The country's not moving forward because a lot of them judge themselves as if Stalin and Mao were still alive. So they'll always feel like the victim. They'll always feel like they're the enlightened ones, the impartial ones, the merciful ones, the humble ones, the put-upon ones. They think the technological drumbeat of historical progress is a dream of their own making. The more you criticize him, the more he longs for autocracy. The more you piss him off (gao mao 搞毛), the more he's nostalgic for Mao.

A friend in the state apparatus told me, 'You're all too greedy. Forty years ago, writers like you would've been shot. So you tell me, have things gotten better, or have they gotten worse?'

I said, 'No, you're all too greedy. Ninety years ago, that kind of thinking would have gotten you laughed out of the room. So you tell me: after all that, have things gotten better, or have they gotten worse?'

To be continued…





韩寒:脱节的国度

你一直问,他们何以如此的丧心病狂,他们却觉得自己已经非常的克制忍让。
你一直问,他们何以如此的颠倒黑白,他们却觉得自己已经非常的公正坦率。
你一直问,他们何以如此的包庇凶手,他们却觉得自己已经非常的愧对炮友。
你一直问,他们何以如此的掩盖真相,他们却觉得自己已经非常的透明开放。
你一直问,他们何以如此的生活腐化,他们却觉得自己已经非常的艰苦朴素。
你一直问,他们何以如此的骄横傲慢,他们却觉得自己已经非常的姿态低下。

你觉得自己很委屈,他们也觉得自己很委屈,他们认为,在清政府的统治下,老百姓连电视机都看不上,现在电视机已经走进了千家万户,这是多大的进步。

他们觉得,我们建了这个,我们建了那个,你别管过程中发生了什么,也别管这是给谁献礼,至少你用到了吧。你以前从上海到北京火车要一天一夜,现在只要不被雷劈,五个小时就到了,你为何不感激,为何充满了质疑?

偶然发生一个安全事故,中央最高领导都已经表示了关心,我还派人来回答你们记者的问题,原来赔17万,现在赔50万,甚至撤职了一个兄弟,事情都做到这份上了,你们为什么还抓着一些细节不放呢,你们的思想怎么反而就这样不开放呢?你们的大局观都去哪里了呢?为什么要我谢罪呢,我又没犯罪,这是发展的代价。迅速处理尸体是我们的惯例,早签字多发奖金,晚签字少拿赔偿,这是我们的兄弟部门在强拆工作中被证明了行之有效的手段。掩埋车厢的确是当时一个糊涂做出的一个决定,况且是上头叫我们这么做的。因为上头觉得任何可能引发的麻烦都是可以就地掩埋的。错就错在大白天就开始施工,洞挖太大,而且没有和宣传部门沟通好,现场的摄影记者也没有全控制住,准备工作比较仓促。这次事故最大的教训就是以后在就地掩埋的时候还是要考虑到物体的体积和工作的保密。还是低估了。
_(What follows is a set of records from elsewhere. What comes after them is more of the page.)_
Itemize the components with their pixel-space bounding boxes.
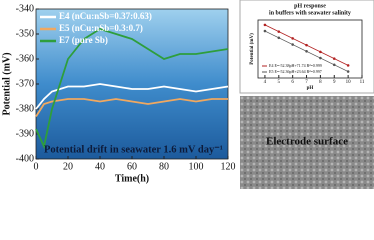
y-tick-label: -390 — [16, 128, 34, 139]
x-tick-label: 80 — [159, 161, 169, 172]
legend-label: E5 E=-52.36pH+23.64 R²=0.997 — [269, 69, 322, 74]
series-line — [35, 83, 229, 110]
x-tick-label: 8 — [319, 80, 322, 85]
point — [291, 37, 294, 40]
x-tick-label: 60 — [127, 161, 137, 172]
y-tick-label: -370 — [16, 78, 34, 89]
legend-label: E5 (nCu:nSb=0.3:0.7) — [59, 23, 143, 33]
figure: Electrode surface -400 -390 -380 -370 -360 -3… — [1, 0, 374, 189]
electrode-photo — [240, 96, 374, 189]
legend-label: E4 E=-52.38pH+71.74 R²=0.999 — [269, 63, 322, 68]
x-tick-label: 120 — [221, 161, 236, 172]
x-tick-label: 100 — [189, 161, 204, 172]
point — [263, 29, 267, 33]
point — [277, 30, 281, 33]
y-tick-label: -360 — [16, 53, 34, 64]
series-line — [35, 28, 229, 150]
inset-title: in buffers with seawater salinity — [269, 10, 351, 16]
x-tick-label: 6 — [291, 80, 294, 85]
photo-caption: Electrode surface — [266, 136, 348, 148]
page: {"chart_data": [ {"type": "line", "x_lab… — [0, 0, 374, 189]
y-tick-label: -350 — [16, 28, 34, 39]
legend-label: E4 (nCu:nSb=0.37:0.63) — [59, 11, 152, 21]
point — [277, 36, 281, 40]
axes-frame — [257, 19, 363, 79]
point — [319, 50, 322, 54]
x-axis-label: Time(h) — [115, 173, 149, 184]
y-tick-label: -340 — [16, 3, 34, 14]
x-tick-label: 11 — [360, 80, 365, 85]
point — [291, 43, 294, 46]
point — [263, 23, 267, 27]
point — [346, 70, 350, 73]
annotation: Potential drift in seawater 1.6 mV day⁻¹ — [44, 144, 223, 155]
y-axis-label: Potential (mV) — [250, 33, 255, 65]
x-axis-label: pH — [307, 86, 314, 91]
x-tick-label: 5 — [278, 80, 281, 85]
x-tick-label: 7 — [305, 80, 308, 85]
x-tick-label: 4 — [264, 80, 267, 85]
x-tick-label: 10 — [346, 80, 352, 85]
inset-title: pH response — [294, 3, 326, 9]
point — [305, 43, 308, 47]
point — [319, 56, 322, 60]
y-tick-label: -400 — [16, 153, 34, 164]
point — [332, 57, 336, 60]
x-tick-label: 20 — [63, 161, 73, 172]
point — [305, 50, 308, 53]
plot-background — [36, 9, 228, 159]
point — [346, 64, 350, 67]
x-tick-label: 40 — [95, 161, 105, 172]
y-tick-label: -380 — [16, 103, 34, 114]
legend-label: E7 (pure Sb) — [59, 35, 108, 45]
x-tick-label: 9 — [333, 80, 336, 85]
x-tick-label: 0 — [34, 161, 39, 172]
point — [332, 63, 336, 67]
y-axis-label: Potential (mV) — [1, 52, 12, 115]
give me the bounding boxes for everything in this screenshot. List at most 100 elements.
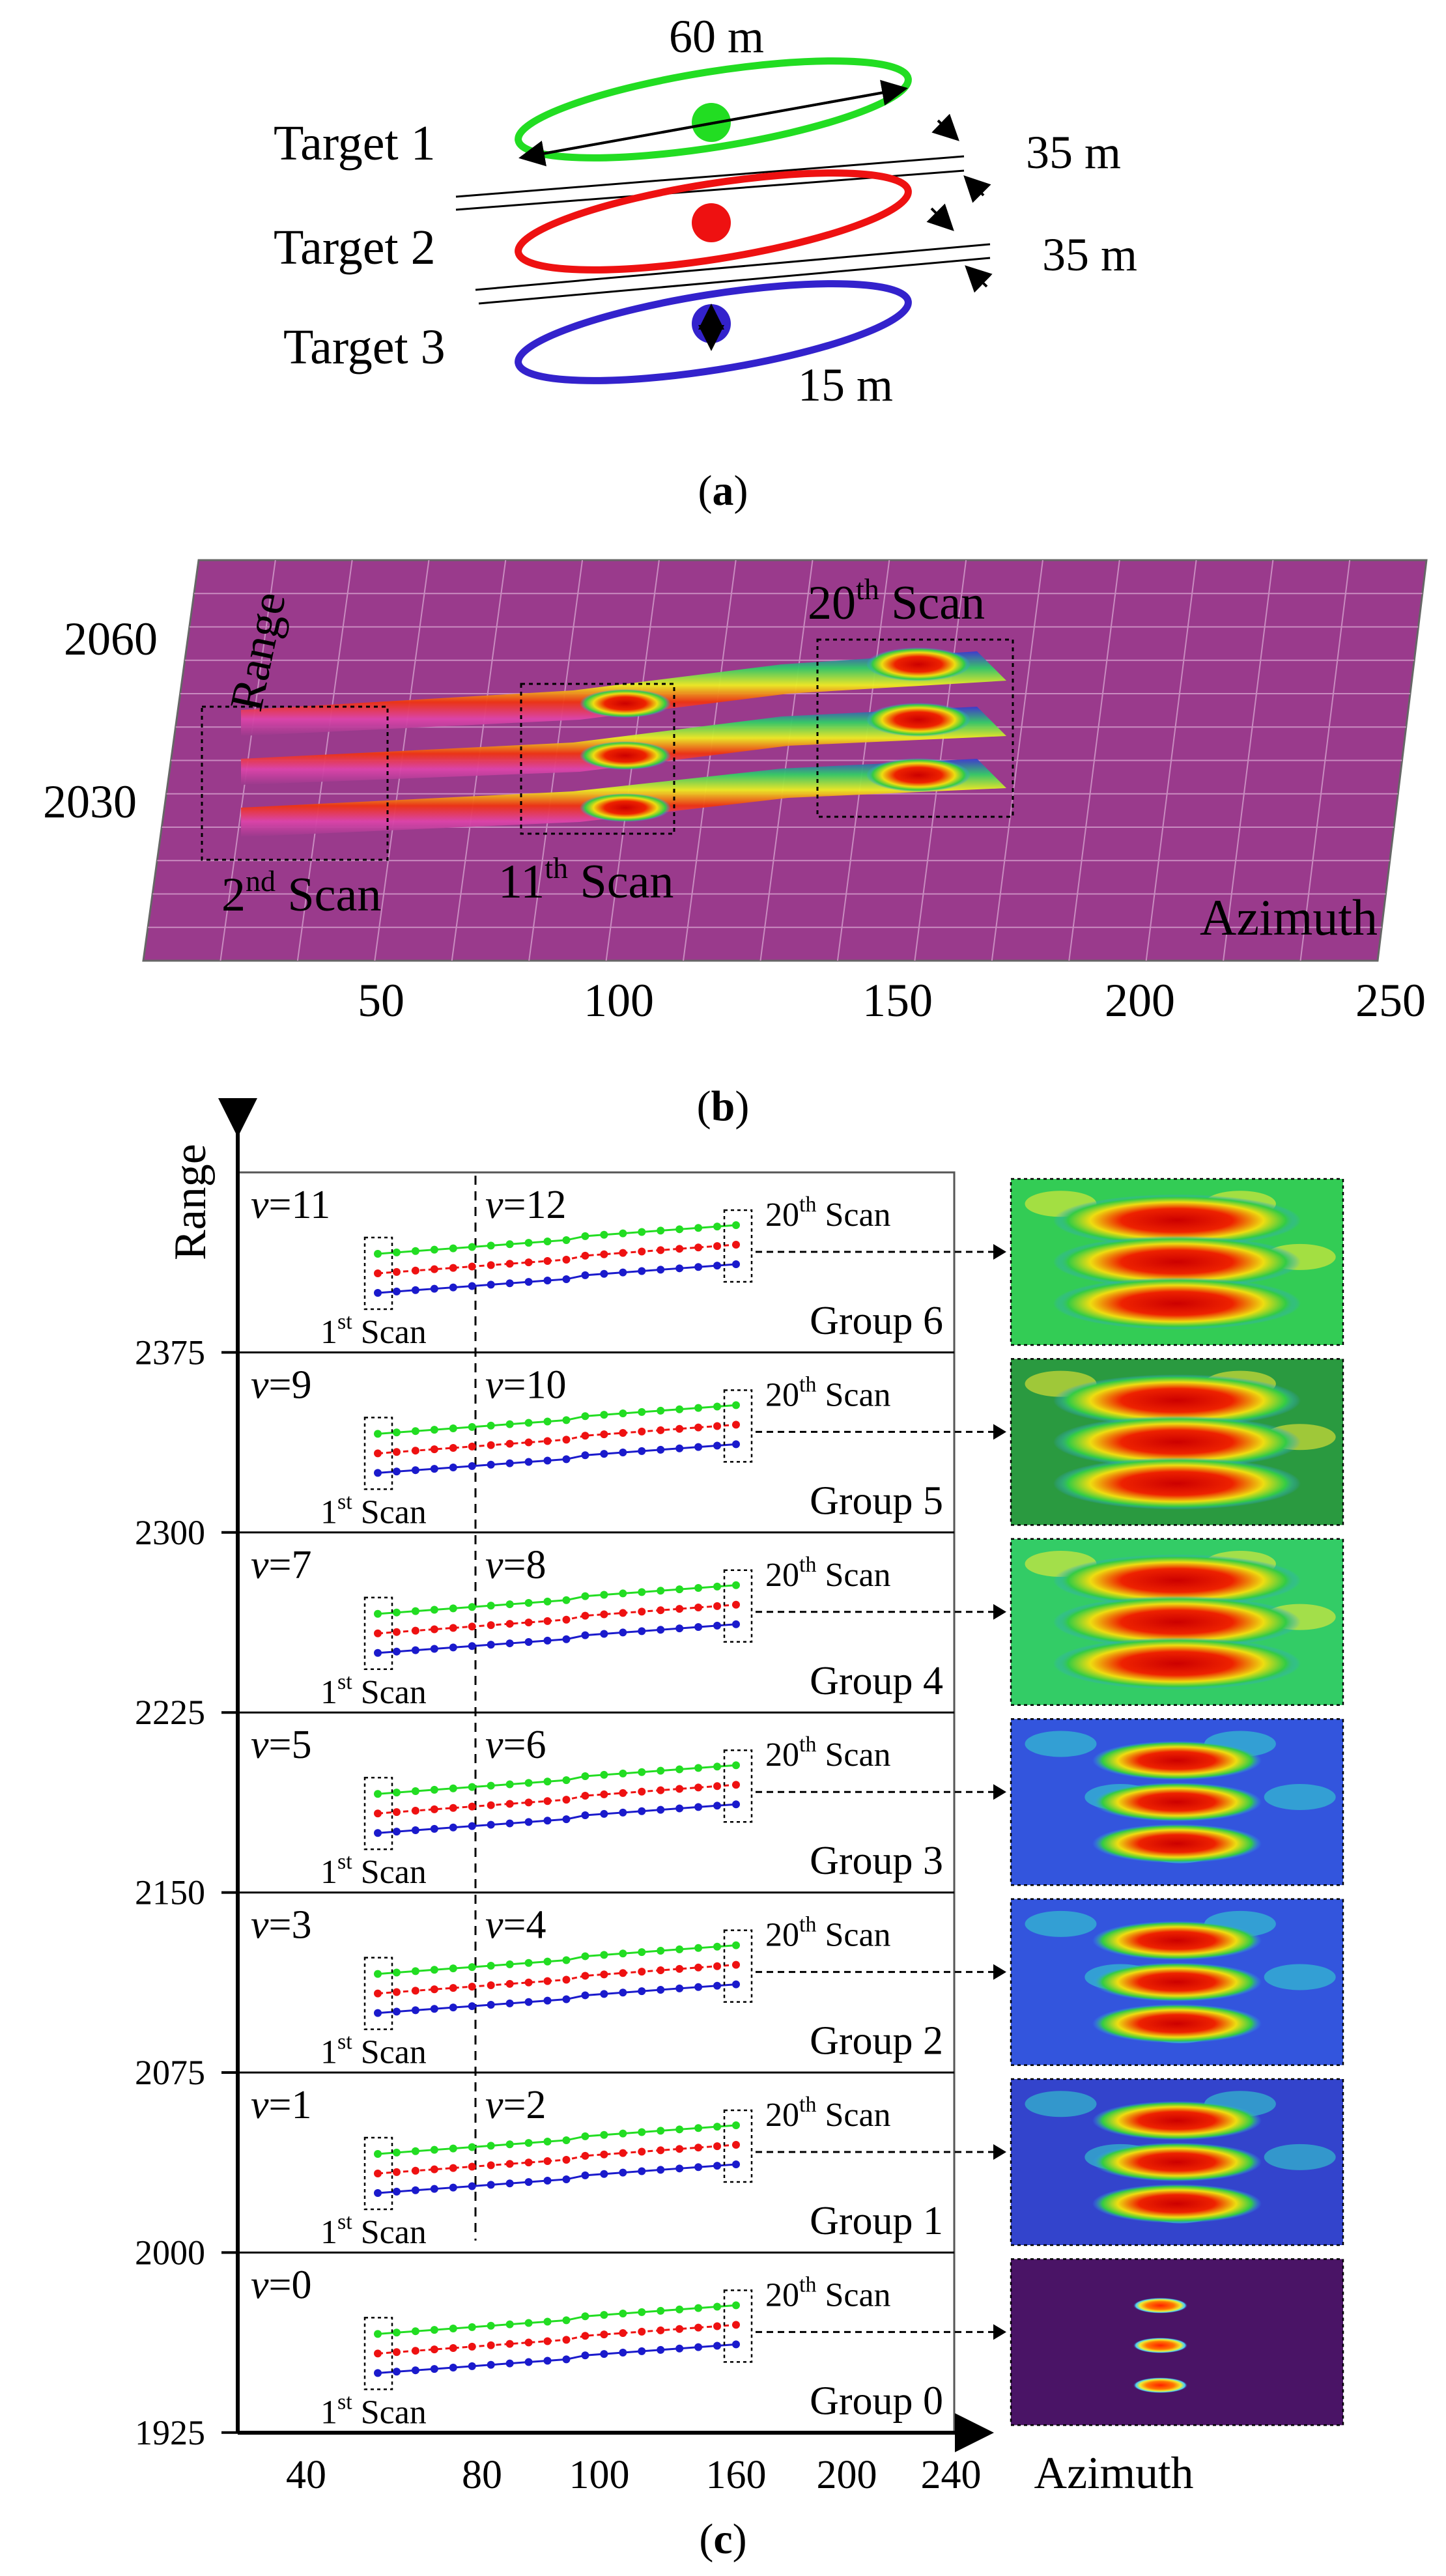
series-point xyxy=(581,2171,589,2179)
series-point xyxy=(732,2301,740,2310)
first-scan-box xyxy=(363,1417,393,1490)
series-point xyxy=(505,1800,514,1808)
x-tick-200: 200 xyxy=(1105,974,1175,1026)
series-point xyxy=(581,1772,589,1781)
series-point xyxy=(600,2130,608,2139)
series-point xyxy=(713,2302,722,2311)
series-point xyxy=(449,1964,457,1973)
series-point xyxy=(524,2319,533,2327)
separator-line-1 xyxy=(455,155,965,198)
scan-label-11th: 11th Scan xyxy=(498,851,673,909)
series-point xyxy=(392,2007,401,2016)
series-point xyxy=(411,1967,419,1975)
series-point xyxy=(694,1423,703,1432)
series-point xyxy=(675,1964,684,1973)
series-point xyxy=(619,1769,627,1777)
group-label: Group 1 xyxy=(810,2199,943,2243)
last-scan-box xyxy=(723,1569,753,1643)
series-point xyxy=(581,2151,589,2160)
series-point xyxy=(392,1647,401,1656)
target-2-label: Target 2 xyxy=(274,220,436,275)
series-point xyxy=(562,1635,571,1643)
series-point xyxy=(694,1783,703,1792)
series-point xyxy=(581,1451,589,1460)
v-label-left: v=11 xyxy=(251,1183,330,1227)
series-point xyxy=(675,1945,684,1953)
y-tick-label: 2000 xyxy=(135,2233,205,2272)
series-point xyxy=(694,1443,703,1451)
series-point xyxy=(543,2138,552,2146)
series-point xyxy=(638,2347,646,2355)
target-strips xyxy=(241,647,1006,837)
series-point xyxy=(694,1584,703,1592)
heatmap-border xyxy=(1010,2258,1344,2426)
x-tick-250: 250 xyxy=(1355,974,1426,1026)
series-point xyxy=(675,1765,684,1774)
series-point xyxy=(411,2327,419,2336)
series-point xyxy=(411,1646,419,1654)
series-point xyxy=(562,1255,571,1264)
v-label-left: v=9 xyxy=(251,1363,312,1407)
series-point xyxy=(675,1405,684,1413)
heatmap-blob xyxy=(1092,1740,1262,1780)
heatmap-border xyxy=(1010,1178,1344,1346)
series-point xyxy=(392,2168,401,2176)
series-point xyxy=(487,2161,495,2170)
grid-line xyxy=(836,559,890,961)
series-point xyxy=(694,2304,703,2312)
series-point xyxy=(562,1995,571,2003)
series-point xyxy=(449,2324,457,2332)
series-point xyxy=(619,2310,627,2318)
series-point xyxy=(487,1641,495,1649)
series-point xyxy=(694,1604,703,1612)
series-point xyxy=(374,2170,382,2177)
series-point xyxy=(468,1422,476,1431)
series-point xyxy=(713,1962,722,1970)
axis-label-azimuth-c: Azimuth xyxy=(1034,2448,1194,2498)
heatmap-blob xyxy=(1092,2003,1262,2043)
series-point xyxy=(524,1598,533,1607)
series-point xyxy=(505,1979,514,1988)
series-point xyxy=(430,2185,438,2193)
series-point xyxy=(449,2164,457,2172)
series-point xyxy=(713,1582,722,1591)
spacing-2-label: 35 m xyxy=(1042,229,1137,281)
series-point xyxy=(430,1985,438,1994)
series-point xyxy=(468,1262,476,1271)
series-point xyxy=(374,2189,382,2197)
series-point xyxy=(657,1226,665,1235)
heatmap-blob xyxy=(1092,1824,1262,1863)
series-point xyxy=(638,2327,646,2336)
series-point xyxy=(411,1266,419,1275)
series-point xyxy=(524,2358,533,2366)
series-point xyxy=(713,1762,722,1771)
series-point xyxy=(619,1268,627,1277)
last-scan-label: 20th Scan xyxy=(765,2093,891,2134)
series-point xyxy=(581,1251,589,1260)
series-point xyxy=(411,1626,419,1635)
series-point xyxy=(505,1459,514,1467)
series-point xyxy=(543,1277,552,1285)
series-point xyxy=(657,1947,665,1955)
series-point xyxy=(374,2369,382,2377)
series-point xyxy=(449,2003,457,2012)
series-point xyxy=(524,2158,533,2167)
heatmap-texture xyxy=(1025,2091,1097,2117)
series-point xyxy=(430,1805,438,1813)
series-point xyxy=(562,1796,571,1804)
series-point xyxy=(449,1823,457,1832)
series-point xyxy=(543,1617,552,1625)
series-point xyxy=(524,1618,533,1626)
series-point xyxy=(487,2142,495,2150)
group-label: Group 0 xyxy=(810,2379,943,2423)
y-tick-label: 2300 xyxy=(135,1513,205,1552)
series-point xyxy=(449,1624,457,1632)
series-point xyxy=(411,2366,419,2375)
series-point xyxy=(694,1963,703,1972)
series-point xyxy=(732,2121,740,2129)
heatmap-blob xyxy=(1053,1277,1301,1330)
series-point xyxy=(524,1258,533,1267)
x-tick-200: 200 xyxy=(817,2453,877,2497)
target-1-ellipse xyxy=(515,57,912,162)
series-point xyxy=(468,1603,476,1611)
他们认为,总体来说,这次的救援是成功的,及时的。调度合理,统筹规范,善后满意。唯一的遗憾是在舆论上有点失控,他们觉得这就不是我们的责任了,舆论不归我们管。

他们认为,从大的来说,我们举办了奥运会,我们取消了农业税,这些你们不赞美,老是抓住一些细枝末节的东西,这是什么居心。我们本可以在政治上比朝鲜更紧,在经济上比苏丹更穷,在治国上比红色高棉更狠,因为我们拥有比他们更多的军队,但是我们没有那么做,你们不感恩,却要我们谢罪,我们觉得很委屈。这个社会里,有产者,无产者,有权者,无权者,每个人都觉得自己很委屈。一个所有人都觉得委屈的国家,各个阶层都已经互相脱节了,这个庞大的国家各种组成的部分依靠惯性各顾各的滑行着,如果再无改革,脱节事小,脱轨难救。

国家为什么不进步,是因为他们中的很多人一直在用毛泽东斯大林时代的他们来衡量自己,所以他们永远觉得自己太委屈了,太开明了,太公正了,太仁慈了,太低姿态了,太不容易了。他们将科技裹着时代向前走的步伐当成了自己主动开放的幻象,于是你越批评他,他越渴望极权,你越搞毛他,他越怀念毛。

有一个国家机器朋友对我说,你们就是不知足,你这样的文人,要是搁在四十年前,你就被枪毙了,你说这个时代,是进步了还是退步了。

我说,你们就是不知足,你这样的观点,要是搁在九十年前,早就被人笑死了,你说这个时代,他到底是进步了还是退步了?